Tuesday, 26 de November de 2024 ISSN 1519-7670 - Ano 24 - nº 1315

Brasil deve adotar posição liberal em direitos autorais

Para se tornar um dos líderes globais em inovação, o Brasil precisa de menos burocracia e de mais investimento em um modelo de educação não formal, voltada para a criatividade e para o empreendedorismo –o tipo que gera start-ups como o Facebook, o Google e o Twitter.

Essa é a visão do japonês Joichiro “Joi” Ito, 46, diretor do influente laboratório digital do MIT (Instituto de Tecnologia de Massachusetts, na sigla em inglês), que dá palestra hoje no Rio de Janeiro (na Fundação Getúlio Vargas) e amanhã em São Paulo, durante o evento “Challenge of Innovation”.

Reconhecido como um dos principais pensadores sobre inovação, políticas digitais e o papel da internet na transformação da sociedade, Ito é um autodidata que nunca completou uma graduação.

Investidor de primeira hora em start-ups como o Twitter, presidiu o Creative Commons e é membro do conselho da Fundação Mozilla.

Em entrevista à Folha por telefone, Ito disse que o Brasil deveria se valer de uma posição “liberal” em relação aos direitos autorais para criar novos modelos de negócios e conteúdos –como aconteceu com o tecnobrega paraense. “Isso deve ser tratado como uma questão de competitividade do país.”

O sr. defende que a internet reduziu o custo da inovação. Isso também é verdade em países como o Brasil?

Joichiro Ito – Com certeza. É um impacto diferente do que aconteceu nos EUA, mas há uma tremenda oportunidade. A internet está conectando a produção às redes de distribuição, permitindo que as pessoas se conectem sem passar por governos ou grandes companhias. Como o custo da computação está caindo, isso reduz o custo da distribuição, da colaboração e da inovação. Com isso, a inovação sai dos grandes centros de pesquisa rumo às start-ups e empresas do gênero. O Facebook, o Google, o Yahoo!, todos começaram com pouquíssimo dinheiro, sem pedir permissão. Eram trabalhos de um bando de estudantes.

Quais os desafios do Brasil em termos de inovação?

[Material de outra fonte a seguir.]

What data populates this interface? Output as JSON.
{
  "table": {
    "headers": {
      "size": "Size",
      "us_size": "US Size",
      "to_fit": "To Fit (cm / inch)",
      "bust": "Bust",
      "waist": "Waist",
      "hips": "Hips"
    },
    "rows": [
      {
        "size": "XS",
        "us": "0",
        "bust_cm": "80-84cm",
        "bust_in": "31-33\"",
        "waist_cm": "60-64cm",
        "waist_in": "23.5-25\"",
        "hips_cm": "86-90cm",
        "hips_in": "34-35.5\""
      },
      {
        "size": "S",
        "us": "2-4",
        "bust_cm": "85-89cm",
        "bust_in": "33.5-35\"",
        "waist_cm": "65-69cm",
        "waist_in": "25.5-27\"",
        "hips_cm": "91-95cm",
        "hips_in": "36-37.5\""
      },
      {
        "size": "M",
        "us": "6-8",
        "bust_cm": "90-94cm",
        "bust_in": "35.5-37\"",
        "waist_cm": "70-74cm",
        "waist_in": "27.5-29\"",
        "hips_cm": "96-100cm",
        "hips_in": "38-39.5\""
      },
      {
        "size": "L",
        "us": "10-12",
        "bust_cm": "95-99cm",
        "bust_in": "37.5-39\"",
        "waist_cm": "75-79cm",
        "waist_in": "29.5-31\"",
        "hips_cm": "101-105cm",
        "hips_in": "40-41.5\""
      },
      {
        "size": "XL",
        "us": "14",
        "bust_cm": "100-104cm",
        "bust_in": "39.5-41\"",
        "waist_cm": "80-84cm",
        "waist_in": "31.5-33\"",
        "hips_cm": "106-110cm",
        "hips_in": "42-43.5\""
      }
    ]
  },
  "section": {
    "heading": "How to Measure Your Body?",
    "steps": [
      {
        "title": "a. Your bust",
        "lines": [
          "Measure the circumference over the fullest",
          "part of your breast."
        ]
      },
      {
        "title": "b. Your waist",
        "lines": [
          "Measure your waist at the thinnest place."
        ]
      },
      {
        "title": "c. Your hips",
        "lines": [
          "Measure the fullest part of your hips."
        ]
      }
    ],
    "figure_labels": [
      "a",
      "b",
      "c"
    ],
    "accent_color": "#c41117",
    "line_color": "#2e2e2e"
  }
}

J.I. – O Brasil tem uma mistura interessante. No caso do Creative Commons, por exemplo, foi um país-chave, o terceiro a adotar a licença. Vocês têm algumas estrelas como o Gilberto Gil pressionando o país à frente. Há muitos países que estão no mapa por causa de poucas empresas, como a Finlândia com a Nokia e o Linux. Não é preciso que toda a sociedade mude de uma vez, o que é preciso é que algumas poucas pessoas tenham os meios para começar a mudança. O Brasil tem gente com criatividade, vontade e energia suficiente. As dificuldades são que o sistema educacional precisa se tornar mais flexível e o empreendedorismo precisa ser incentivado. O custo e o tempo para abrir uma empresa no Brasil são muito altos.

Como o sr. vê o Marco Civil da Internet, o projeto brasileiro de regulação da rede?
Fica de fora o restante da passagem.